Es un proyecto de investigación, desarrollo e innovación del que participan ingenieros, contadores, administradores y econometristas, cuyos resultados, en primera instancia, fueron transferidos a la Provincia.
De allí, por ejemplo, surgió que el 70% de la distribución de energía y potencia la realiza la Empresa Provincial de Energía de Córdoba (Epec), mientras que el 30% restante está a cargo de cooperativas de electricidad y otros servicios, que llevan el 100% de la energía rural de la Provincia.
Estudio y fondo
Hernández es ingeniero mecánico electricista y magister en redes de datos, docente investigador de la cátedra de Informática de la Facultad de Ingeniería y es, junto con el ingeniero Marino Pugliese, responsable del protocolo de trabajo con la Provincia.
“El resultado final de costos obtenidos permitió presentar el funcionamiento de un fondo compensador tarifario, que tiene como objetivo cubrir los desfasajes entre las distintas distribuidoras, en cuanto al cobro de tarifa y los costos regulados de la distribución”, dijo Hernández.
El fin último de la implementación de la tarifa unificada mediante la puesta en marcha de un fondo compensador es “evitar las pérdidas sociales generadas por la heterogeneidad de las densidades eléctricas donde viven los ciudadanos y así lograr una asignación más justa de los recursos de la sociedad”.
Queda además la puerta abierta para que el fondo compensador pueda, a la vez, recibir aportes del Estado, que tiendan a subsidiar el sistema en su conjunto o a determinados tipos de usuarios, en función del diseño de políticas públicas.
¿En qué consiste el estudio sobre la estructura tarifaria eléctrica?
Comenzó con el requerimiento de la Provincia. Se firmó un convenio marco y después un protocolo específico en el que la UNRC se comprometió a hacer el estudio tarifario y encuadrar a los usuarios de las distribuidoras en una estructura tarifaria única.
¿Qué significa una estructura tarifaria única?
Una estructura tarifaria única implica que aquellos que tienen similares características paguen lo mismo, más allá de quién les provea el servicio.
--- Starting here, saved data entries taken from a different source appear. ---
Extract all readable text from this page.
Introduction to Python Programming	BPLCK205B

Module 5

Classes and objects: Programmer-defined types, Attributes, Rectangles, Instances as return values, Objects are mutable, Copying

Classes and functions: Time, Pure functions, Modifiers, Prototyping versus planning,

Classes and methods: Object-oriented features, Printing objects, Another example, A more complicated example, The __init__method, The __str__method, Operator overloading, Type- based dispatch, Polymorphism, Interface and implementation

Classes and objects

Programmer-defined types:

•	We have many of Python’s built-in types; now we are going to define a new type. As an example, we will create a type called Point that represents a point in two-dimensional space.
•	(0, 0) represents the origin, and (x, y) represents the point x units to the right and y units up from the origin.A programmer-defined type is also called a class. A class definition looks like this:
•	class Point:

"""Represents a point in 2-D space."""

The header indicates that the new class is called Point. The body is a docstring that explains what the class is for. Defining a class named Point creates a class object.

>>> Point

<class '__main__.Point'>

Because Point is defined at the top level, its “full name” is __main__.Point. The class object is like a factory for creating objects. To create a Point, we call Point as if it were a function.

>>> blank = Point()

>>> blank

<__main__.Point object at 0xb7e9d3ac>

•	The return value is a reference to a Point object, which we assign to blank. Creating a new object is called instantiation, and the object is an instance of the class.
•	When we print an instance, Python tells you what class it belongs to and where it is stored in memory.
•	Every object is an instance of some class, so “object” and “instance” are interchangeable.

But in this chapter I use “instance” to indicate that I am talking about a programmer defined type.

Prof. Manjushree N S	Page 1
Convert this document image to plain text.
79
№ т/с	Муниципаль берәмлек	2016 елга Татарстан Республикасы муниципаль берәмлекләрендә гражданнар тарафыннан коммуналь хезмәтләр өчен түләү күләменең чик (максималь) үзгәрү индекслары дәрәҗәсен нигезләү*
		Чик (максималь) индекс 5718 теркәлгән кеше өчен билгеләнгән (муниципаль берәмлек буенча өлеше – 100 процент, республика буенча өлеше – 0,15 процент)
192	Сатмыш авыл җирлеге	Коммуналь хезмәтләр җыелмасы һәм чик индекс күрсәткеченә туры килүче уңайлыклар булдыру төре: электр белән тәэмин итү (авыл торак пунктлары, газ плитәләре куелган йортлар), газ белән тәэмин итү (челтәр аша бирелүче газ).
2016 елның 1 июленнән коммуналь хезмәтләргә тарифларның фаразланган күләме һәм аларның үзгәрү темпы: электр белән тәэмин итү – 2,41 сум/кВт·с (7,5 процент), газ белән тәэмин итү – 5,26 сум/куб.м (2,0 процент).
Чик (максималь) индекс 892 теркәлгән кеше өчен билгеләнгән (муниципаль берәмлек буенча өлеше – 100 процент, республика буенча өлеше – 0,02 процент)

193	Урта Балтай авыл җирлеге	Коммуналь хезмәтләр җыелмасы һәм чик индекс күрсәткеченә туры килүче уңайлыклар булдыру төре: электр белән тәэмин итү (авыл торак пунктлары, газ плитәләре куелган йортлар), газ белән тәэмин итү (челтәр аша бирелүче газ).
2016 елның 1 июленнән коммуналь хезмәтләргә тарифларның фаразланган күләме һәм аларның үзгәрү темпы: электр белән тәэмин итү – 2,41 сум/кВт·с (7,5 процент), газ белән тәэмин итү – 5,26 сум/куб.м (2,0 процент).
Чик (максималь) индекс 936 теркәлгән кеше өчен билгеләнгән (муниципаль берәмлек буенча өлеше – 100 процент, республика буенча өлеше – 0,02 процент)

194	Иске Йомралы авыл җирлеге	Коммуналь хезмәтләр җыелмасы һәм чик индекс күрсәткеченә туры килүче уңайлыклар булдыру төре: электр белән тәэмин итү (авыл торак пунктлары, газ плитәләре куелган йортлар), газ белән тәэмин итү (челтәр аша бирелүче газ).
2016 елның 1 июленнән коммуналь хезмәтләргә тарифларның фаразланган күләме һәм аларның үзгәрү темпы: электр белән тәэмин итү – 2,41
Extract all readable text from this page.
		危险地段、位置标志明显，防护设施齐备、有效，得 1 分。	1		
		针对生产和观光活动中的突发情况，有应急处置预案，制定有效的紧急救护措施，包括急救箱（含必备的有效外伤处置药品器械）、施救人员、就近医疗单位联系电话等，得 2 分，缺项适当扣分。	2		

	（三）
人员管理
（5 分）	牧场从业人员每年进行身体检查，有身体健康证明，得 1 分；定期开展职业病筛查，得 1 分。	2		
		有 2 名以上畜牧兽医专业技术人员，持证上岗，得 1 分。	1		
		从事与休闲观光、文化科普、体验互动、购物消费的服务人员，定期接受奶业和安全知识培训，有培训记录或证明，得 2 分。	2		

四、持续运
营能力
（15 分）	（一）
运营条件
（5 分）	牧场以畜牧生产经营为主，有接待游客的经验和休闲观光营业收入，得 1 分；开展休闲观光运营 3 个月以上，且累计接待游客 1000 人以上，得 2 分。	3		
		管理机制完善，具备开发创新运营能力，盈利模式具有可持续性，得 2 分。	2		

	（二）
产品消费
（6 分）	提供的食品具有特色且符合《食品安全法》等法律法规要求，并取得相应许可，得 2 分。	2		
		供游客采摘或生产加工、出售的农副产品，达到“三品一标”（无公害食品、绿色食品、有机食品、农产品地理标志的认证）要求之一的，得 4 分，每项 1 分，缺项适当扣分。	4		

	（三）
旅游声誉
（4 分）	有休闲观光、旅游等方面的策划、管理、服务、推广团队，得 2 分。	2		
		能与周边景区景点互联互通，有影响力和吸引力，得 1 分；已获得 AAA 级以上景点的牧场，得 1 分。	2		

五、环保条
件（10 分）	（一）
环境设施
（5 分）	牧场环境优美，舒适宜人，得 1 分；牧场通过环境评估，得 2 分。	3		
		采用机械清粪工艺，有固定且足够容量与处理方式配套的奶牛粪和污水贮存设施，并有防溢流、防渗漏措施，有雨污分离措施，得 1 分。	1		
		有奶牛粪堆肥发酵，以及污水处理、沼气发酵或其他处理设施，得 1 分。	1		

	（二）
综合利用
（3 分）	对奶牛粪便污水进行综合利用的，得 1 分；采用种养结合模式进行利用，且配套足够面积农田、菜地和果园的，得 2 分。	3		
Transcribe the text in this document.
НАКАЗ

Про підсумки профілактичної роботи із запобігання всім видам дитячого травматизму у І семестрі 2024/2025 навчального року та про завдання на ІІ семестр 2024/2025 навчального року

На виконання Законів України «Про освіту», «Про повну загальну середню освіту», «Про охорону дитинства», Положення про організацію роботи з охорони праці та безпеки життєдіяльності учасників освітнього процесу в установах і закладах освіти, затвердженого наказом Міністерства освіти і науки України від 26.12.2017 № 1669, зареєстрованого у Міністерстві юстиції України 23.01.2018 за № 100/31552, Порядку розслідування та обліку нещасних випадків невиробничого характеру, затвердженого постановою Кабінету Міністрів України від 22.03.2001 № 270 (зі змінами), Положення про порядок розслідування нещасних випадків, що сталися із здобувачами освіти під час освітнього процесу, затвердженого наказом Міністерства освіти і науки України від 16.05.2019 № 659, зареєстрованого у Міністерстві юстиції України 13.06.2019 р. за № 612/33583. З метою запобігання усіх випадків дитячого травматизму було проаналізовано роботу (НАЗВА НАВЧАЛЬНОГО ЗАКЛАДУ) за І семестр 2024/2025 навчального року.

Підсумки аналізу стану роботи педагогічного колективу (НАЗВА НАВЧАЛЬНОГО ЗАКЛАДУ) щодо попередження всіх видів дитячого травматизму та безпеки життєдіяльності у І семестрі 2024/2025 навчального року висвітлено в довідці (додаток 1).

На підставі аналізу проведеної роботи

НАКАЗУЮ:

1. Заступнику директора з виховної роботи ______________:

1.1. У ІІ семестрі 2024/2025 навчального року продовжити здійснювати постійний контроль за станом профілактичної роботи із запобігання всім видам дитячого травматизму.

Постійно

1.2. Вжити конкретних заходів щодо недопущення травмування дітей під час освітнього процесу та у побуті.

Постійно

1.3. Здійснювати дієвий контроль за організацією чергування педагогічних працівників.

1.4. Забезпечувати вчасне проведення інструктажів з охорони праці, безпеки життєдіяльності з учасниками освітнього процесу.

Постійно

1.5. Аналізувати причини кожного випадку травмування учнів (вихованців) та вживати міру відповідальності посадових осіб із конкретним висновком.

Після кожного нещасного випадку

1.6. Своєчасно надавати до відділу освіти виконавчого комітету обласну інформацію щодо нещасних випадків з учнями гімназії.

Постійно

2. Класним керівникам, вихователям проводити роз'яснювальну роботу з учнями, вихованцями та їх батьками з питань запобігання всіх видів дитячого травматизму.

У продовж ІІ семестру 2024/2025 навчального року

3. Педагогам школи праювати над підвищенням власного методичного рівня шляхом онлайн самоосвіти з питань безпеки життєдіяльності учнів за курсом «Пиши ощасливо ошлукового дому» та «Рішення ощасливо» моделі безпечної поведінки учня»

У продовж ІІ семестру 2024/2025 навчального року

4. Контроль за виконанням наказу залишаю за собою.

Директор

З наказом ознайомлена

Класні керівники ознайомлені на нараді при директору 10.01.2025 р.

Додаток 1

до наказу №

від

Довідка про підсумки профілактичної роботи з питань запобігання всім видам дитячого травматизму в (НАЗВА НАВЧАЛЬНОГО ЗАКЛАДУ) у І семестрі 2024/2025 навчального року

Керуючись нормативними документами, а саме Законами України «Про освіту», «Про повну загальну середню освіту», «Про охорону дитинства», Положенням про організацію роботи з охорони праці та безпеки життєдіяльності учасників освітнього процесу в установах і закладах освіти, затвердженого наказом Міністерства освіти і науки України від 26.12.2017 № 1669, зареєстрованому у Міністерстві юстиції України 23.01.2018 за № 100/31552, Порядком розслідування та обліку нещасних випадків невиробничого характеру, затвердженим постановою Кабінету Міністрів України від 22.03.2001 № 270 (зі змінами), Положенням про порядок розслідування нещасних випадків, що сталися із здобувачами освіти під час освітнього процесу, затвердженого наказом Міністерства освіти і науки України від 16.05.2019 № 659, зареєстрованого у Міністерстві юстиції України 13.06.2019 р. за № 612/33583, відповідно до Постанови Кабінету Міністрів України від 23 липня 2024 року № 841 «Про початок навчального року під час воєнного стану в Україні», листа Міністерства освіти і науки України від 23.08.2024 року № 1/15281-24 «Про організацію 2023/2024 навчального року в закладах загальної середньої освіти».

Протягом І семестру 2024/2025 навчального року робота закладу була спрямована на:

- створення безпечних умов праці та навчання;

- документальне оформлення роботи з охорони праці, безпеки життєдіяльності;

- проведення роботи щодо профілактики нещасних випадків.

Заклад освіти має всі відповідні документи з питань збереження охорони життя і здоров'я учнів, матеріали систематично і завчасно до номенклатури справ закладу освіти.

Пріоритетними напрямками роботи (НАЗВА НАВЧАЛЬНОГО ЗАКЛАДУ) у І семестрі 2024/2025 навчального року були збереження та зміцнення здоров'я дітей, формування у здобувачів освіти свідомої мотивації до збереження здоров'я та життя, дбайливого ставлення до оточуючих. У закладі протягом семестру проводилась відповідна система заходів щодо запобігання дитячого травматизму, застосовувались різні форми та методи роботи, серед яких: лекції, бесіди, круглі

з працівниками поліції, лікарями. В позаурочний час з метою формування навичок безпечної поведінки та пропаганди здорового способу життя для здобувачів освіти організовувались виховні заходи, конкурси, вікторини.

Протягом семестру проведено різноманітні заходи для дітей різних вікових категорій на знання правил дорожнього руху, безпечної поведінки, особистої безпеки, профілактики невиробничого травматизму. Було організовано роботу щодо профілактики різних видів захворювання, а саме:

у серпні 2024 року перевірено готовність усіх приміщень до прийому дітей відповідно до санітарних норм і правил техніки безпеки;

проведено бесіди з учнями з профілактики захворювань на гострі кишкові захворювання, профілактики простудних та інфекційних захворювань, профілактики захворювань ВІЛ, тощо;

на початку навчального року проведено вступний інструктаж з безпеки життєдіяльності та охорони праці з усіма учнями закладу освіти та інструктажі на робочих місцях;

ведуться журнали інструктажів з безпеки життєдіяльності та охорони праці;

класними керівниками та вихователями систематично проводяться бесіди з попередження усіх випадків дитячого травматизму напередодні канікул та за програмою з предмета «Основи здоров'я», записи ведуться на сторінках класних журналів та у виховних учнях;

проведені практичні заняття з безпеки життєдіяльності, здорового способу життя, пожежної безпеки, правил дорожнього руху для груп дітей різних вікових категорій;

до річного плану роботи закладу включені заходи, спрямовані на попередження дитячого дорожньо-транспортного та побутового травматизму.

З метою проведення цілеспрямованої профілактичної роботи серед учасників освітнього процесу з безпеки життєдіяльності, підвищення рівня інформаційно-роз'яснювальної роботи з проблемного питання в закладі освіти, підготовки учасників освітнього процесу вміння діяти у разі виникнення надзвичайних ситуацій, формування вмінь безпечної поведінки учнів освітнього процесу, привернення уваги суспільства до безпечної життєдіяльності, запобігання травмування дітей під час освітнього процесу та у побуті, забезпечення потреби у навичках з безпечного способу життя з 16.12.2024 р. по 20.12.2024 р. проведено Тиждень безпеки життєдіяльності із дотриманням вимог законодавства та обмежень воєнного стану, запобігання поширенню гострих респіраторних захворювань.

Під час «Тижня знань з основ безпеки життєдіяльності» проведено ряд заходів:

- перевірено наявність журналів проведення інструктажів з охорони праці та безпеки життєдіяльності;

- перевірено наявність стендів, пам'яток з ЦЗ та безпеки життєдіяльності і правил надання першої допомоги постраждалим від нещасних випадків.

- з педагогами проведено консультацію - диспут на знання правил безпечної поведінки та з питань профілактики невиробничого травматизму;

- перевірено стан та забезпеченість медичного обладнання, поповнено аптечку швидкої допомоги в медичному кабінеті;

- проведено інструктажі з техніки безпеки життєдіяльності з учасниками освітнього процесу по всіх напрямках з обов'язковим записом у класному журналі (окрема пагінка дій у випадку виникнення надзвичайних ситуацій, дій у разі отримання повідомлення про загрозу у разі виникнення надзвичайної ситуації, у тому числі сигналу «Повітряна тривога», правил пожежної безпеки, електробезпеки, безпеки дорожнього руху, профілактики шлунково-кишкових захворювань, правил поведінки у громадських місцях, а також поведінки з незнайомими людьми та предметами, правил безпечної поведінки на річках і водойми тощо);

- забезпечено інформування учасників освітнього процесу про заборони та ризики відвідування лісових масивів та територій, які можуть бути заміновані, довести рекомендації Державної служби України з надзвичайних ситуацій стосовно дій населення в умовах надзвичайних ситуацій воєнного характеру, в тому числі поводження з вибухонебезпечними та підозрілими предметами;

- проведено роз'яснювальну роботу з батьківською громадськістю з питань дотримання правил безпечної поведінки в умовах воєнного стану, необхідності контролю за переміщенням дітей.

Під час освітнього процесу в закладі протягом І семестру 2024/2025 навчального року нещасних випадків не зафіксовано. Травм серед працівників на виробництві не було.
Las críticas que se le hacían al sistema al momento de hacer este convenio es que haya tarifas distintas entre una población y otra, por tener diferente proveedor o desiguales condiciones pero sin que se supiera bien por qué.
¿Cómo se trabajó?
Se partió de un análisis estadístico de los costos y las densidades, esto es, la cantidad de kilómetros de línea por cliente, la superficie por la cantidad de usuarios, demanda máxima por kilómetro de línea, entre otras variables. Se procuró ver la relación entre esas densidades y el costo que una distribuidora tiene.
¿Por qué unos pagan más y otros menos?
En los tiempos de la hiperinflación, todos los meses cada cooperativa hacía un estudio de costos; sumaban lo que les costaba a ellos hacer la distribución, con sueldos, combustibles, reparaciones, entre otros ítems, y determinaban la tarifa para ese mes. Ahora, se propone calcular todo, pero contemplando los costos de oportunidad del capital, de las pérdidas, de operación y mantenimiento, y los de compra de la energía y potencia.
¿En qué consiste el modelo empírico de regulación?
Se pudo construir el modelo, pero se necesitaban datos actuales y reales. Por eso fue que se tomó una muestra de un 10% de las cooperativas, a partir de cuyos datos se presentó el modelo al Ministerio, que decidió encargar la segunda etapa, consistente en dos cosas, por un lado, facilitar la captura de datos, para que sean confiables, y, por el otro, la validación de los datos y la comparación, además de un perfeccionamiento del modelo vinculado con la componente social que tiene que tener el cálculo de la tarifa; ahora se va ampliar eso, a partir de contemplar aspectos como los ingresos, las características de las zonas, lo cual puede ser considerado en la estructura de costos.
¿Puede haber precios más bajos a partir de esto?
- No necesariamente. Puede haber una distribución más equitativa, en el sentido de que quienes están en las mismas condiciones paguen lo mismo, vivan donde vivan. Lo que se propone es que, a igualdad de condiciones, se pague la misma tarifa, independientemente de quien sea la distribuidora.